On any error, the stream is reset.

Implementations MAY re-use streams by sending one or more RPC request messages on a single outgoing stream before closing it. Implementations MUST handle additional RPC request messages on an incoming stream.

All RPC messages sent over a stream are prefixed with the message length in bytes, encoded as an unsigned variable length integer as defined by the multiformats unsigned-varint spec.
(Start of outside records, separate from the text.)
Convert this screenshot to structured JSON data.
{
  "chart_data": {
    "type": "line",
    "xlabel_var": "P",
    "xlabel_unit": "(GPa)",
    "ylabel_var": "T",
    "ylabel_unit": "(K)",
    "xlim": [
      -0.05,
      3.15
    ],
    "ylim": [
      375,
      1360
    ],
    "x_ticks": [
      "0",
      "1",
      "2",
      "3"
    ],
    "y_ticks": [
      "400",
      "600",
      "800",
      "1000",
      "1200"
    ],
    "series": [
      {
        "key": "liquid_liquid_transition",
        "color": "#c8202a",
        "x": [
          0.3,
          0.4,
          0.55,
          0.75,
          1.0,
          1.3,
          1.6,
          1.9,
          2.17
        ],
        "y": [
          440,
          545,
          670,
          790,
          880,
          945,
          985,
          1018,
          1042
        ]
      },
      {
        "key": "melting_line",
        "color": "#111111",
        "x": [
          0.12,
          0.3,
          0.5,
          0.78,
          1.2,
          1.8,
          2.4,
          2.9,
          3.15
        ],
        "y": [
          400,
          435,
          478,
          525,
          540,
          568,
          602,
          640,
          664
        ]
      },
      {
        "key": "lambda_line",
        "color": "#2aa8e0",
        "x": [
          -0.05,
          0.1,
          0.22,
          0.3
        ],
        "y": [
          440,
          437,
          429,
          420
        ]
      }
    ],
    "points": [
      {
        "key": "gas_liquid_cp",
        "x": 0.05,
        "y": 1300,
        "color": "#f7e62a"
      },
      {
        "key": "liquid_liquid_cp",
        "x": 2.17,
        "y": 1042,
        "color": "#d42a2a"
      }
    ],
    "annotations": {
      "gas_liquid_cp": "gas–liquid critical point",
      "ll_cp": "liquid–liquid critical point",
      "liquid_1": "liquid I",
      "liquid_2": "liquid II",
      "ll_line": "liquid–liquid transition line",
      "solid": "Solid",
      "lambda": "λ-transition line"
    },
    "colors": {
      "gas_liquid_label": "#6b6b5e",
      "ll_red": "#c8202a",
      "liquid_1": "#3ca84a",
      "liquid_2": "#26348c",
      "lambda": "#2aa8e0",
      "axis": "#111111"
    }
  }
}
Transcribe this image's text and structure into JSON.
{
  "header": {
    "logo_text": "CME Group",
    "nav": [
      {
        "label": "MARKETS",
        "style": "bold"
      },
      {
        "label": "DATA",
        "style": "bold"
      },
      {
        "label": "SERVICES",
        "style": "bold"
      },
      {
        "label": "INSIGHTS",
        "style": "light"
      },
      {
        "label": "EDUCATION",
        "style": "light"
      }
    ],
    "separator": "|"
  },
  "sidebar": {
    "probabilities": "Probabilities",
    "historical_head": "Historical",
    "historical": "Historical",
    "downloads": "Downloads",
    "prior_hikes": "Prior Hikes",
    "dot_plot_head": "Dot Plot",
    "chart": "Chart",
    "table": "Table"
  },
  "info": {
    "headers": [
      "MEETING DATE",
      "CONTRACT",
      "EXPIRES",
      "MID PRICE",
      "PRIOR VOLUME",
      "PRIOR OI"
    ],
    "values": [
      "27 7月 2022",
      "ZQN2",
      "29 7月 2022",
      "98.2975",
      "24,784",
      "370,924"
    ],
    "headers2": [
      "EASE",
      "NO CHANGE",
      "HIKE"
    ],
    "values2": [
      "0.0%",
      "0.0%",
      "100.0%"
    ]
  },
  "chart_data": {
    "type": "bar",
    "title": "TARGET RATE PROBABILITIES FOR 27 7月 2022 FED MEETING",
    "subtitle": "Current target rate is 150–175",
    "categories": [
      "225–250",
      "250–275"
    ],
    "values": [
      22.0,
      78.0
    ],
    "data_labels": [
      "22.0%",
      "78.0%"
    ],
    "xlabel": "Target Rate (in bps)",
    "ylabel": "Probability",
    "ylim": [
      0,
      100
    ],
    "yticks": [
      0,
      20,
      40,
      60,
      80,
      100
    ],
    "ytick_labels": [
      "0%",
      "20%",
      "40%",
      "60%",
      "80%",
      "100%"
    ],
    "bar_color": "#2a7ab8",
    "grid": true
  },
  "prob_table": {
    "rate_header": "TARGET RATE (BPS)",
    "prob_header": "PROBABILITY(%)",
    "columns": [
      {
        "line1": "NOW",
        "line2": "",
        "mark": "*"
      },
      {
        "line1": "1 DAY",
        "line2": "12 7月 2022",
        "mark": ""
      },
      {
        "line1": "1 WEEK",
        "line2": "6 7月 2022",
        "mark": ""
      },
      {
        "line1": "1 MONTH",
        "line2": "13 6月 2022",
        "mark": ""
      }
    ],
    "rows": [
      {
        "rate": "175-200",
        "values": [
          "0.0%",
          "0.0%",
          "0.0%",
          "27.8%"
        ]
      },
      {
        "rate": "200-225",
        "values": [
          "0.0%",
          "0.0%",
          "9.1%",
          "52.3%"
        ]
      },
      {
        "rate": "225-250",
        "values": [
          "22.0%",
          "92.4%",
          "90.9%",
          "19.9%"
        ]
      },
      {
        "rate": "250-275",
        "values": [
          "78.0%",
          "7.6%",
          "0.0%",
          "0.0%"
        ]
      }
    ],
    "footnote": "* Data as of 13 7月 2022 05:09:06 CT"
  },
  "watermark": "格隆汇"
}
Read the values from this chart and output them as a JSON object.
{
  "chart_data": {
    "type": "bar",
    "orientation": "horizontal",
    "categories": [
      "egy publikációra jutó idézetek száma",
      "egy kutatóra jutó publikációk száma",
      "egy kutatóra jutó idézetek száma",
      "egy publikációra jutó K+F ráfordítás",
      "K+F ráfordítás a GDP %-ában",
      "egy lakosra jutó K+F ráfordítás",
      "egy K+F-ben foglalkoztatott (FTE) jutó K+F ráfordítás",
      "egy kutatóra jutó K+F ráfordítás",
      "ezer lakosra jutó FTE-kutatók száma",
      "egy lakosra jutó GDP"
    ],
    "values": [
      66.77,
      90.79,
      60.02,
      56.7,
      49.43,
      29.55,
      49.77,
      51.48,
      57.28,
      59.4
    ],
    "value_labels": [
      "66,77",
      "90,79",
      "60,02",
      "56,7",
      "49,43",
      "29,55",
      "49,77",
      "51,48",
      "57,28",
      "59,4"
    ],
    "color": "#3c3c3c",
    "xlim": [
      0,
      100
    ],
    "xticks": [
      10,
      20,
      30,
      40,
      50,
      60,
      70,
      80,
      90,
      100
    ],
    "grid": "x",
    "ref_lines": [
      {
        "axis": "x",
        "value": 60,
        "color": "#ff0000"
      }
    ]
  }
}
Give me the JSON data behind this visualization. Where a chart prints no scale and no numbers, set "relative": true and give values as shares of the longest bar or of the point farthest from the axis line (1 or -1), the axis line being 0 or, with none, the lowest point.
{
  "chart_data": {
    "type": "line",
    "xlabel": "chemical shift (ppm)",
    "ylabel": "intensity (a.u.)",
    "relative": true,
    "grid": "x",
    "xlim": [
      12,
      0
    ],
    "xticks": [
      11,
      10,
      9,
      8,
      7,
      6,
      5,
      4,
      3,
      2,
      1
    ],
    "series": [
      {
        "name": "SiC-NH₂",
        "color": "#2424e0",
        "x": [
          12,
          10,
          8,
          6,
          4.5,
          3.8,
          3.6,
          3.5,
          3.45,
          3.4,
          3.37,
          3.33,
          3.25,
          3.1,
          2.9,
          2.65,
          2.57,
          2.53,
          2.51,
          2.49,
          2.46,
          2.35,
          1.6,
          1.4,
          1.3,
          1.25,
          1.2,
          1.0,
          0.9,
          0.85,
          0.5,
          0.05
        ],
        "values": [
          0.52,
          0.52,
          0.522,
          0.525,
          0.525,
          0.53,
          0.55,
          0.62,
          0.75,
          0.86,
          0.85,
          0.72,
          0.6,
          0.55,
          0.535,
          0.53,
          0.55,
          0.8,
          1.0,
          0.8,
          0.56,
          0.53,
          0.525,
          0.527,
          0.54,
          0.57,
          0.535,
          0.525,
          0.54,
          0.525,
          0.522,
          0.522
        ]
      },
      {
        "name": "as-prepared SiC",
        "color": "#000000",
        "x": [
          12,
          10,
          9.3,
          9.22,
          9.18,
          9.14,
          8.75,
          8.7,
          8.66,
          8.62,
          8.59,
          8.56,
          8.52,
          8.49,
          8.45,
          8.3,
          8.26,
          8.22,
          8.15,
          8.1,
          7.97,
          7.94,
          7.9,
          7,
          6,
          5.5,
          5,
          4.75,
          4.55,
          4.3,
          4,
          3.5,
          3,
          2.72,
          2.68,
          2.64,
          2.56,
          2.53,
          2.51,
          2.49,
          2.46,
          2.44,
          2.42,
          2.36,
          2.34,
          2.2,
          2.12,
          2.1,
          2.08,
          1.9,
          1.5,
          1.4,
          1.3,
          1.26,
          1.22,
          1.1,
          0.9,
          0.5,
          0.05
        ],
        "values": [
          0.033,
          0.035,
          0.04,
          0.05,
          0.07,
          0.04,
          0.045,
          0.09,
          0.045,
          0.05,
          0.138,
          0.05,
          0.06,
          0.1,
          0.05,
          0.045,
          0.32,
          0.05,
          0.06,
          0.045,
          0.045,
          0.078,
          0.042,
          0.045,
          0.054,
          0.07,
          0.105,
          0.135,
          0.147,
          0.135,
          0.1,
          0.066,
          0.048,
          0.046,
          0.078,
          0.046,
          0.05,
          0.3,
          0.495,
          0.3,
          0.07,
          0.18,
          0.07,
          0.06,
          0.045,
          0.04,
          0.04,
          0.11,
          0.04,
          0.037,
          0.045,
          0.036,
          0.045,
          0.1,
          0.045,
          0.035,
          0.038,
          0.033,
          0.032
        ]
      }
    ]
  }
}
All RPC messages conform to the following protobuf:

syntax = "proto3";

// Record represents a dht record that contains a value
// for a key value pair
message Record {
    // The key that references this record
    bytes key = 1;

    // The actual value this record is storing
    bytes value = 2;

    // Note: These fields were removed from the Record message
    //
    // Hash of the authors public key
    // optional string author = 3;
    // A PKI signature for the key+value+author
    // optional bytes signature = 4;

    // Time the record was received, set by receiver
    // Formatted according to https://datatracker.ietf.org/doc/html/rfc3339
    string timeReceived = 5;
};

message Message {
    enum MessageType {
        PUT_VALUE = 0;
        GET_VALUE = 1;
        ADD_PROVIDER = 2;
        GET_PROVIDERS = 3;
        FIND_NODE = 4;
        PING = 5; // DEPRECATED
    }

    enum ConnectionType {
        // sender does not have a connection to peer, and no extra information (default)
        NOT_CONNECTED = 0;

        // sender has a live connection to peer
        CONNECTED = 1;

        // sender recently connected to peer
        CAN_CONNECT = 2;

        // sender recently tried to connect to peer repeatedly but failed to connect
        // ("try" here is loose, but this should signal "made strong effort, failed")
        CANNOT_CONNECT = 3;
    }

    message Peer {
        // ID of a given peer.
        bytes id = 1;

        // multiaddrs for a given peer
        repeated bytes addrs = 2;

        // used to signal the sender's connection capabilities to the peer
        ConnectionType connection = 3;
    }

    // defines what type of message it is.
    MessageType type = 1;

    // defines what coral cluster level this query/response belongs to.
    // in case we want to implement coral's cluster rings in the future.
    int32 clusterLevelRaw = 10; // NOT USED

    // Used to specify the key associated with this message.
    // PUT_VALUE, GET_VALUE, ADD_PROVIDER, GET_PROVIDERS
    bytes key = 2;

    // Used to return a value
    // PUT_VALUE, GET_VALUE
    Record record = 3;

    // Used to return peers closer to a key in a query
    // GET_VALUE, GET_PROVIDERS, FIND_NODE
    repeated Peer closerPeers = 8;

    // Used to return Providers
    // GET_VALUE, ADD_PROVIDER, GET_PROVIDERS
    repeated Peer providerPeers = 9;
}

These are the requirements for each MessageType:

FIND_NODE: In the request key must be set to the binary PeerId of the node to be found. In the response closerPeers is set to the DHT Server's k closest Peers.
GET_VALUE: In the request key is an unstructured array of bytes. closerPeers is set to the k closest peers. If key is found in the datastore record is set to the value for the given key.
PUT_VALUE: In the request record is set to the record to be stored and key on Message is set to equal key of the Record. The target node validates record, and if it is valid, it stores it in the datastore and as a response echoes the request.
GET_PROVIDERS: In the request key is set to the multihash contained in the target CID. The target node returns the known providerPeers (if any) and the k closest known closerPeers.
ADD_PROVIDER: In the request key is set to the multihash contained in the target CID. The target node verifies key is a valid multihash, all providerPeers matching the RPC sender's PeerID are recorded as providers.
PING: Deprecated message type replaced by the dedicated ping protocol.

If a DHT server receives an invalid request, it simply closes the libp2p stream without responding.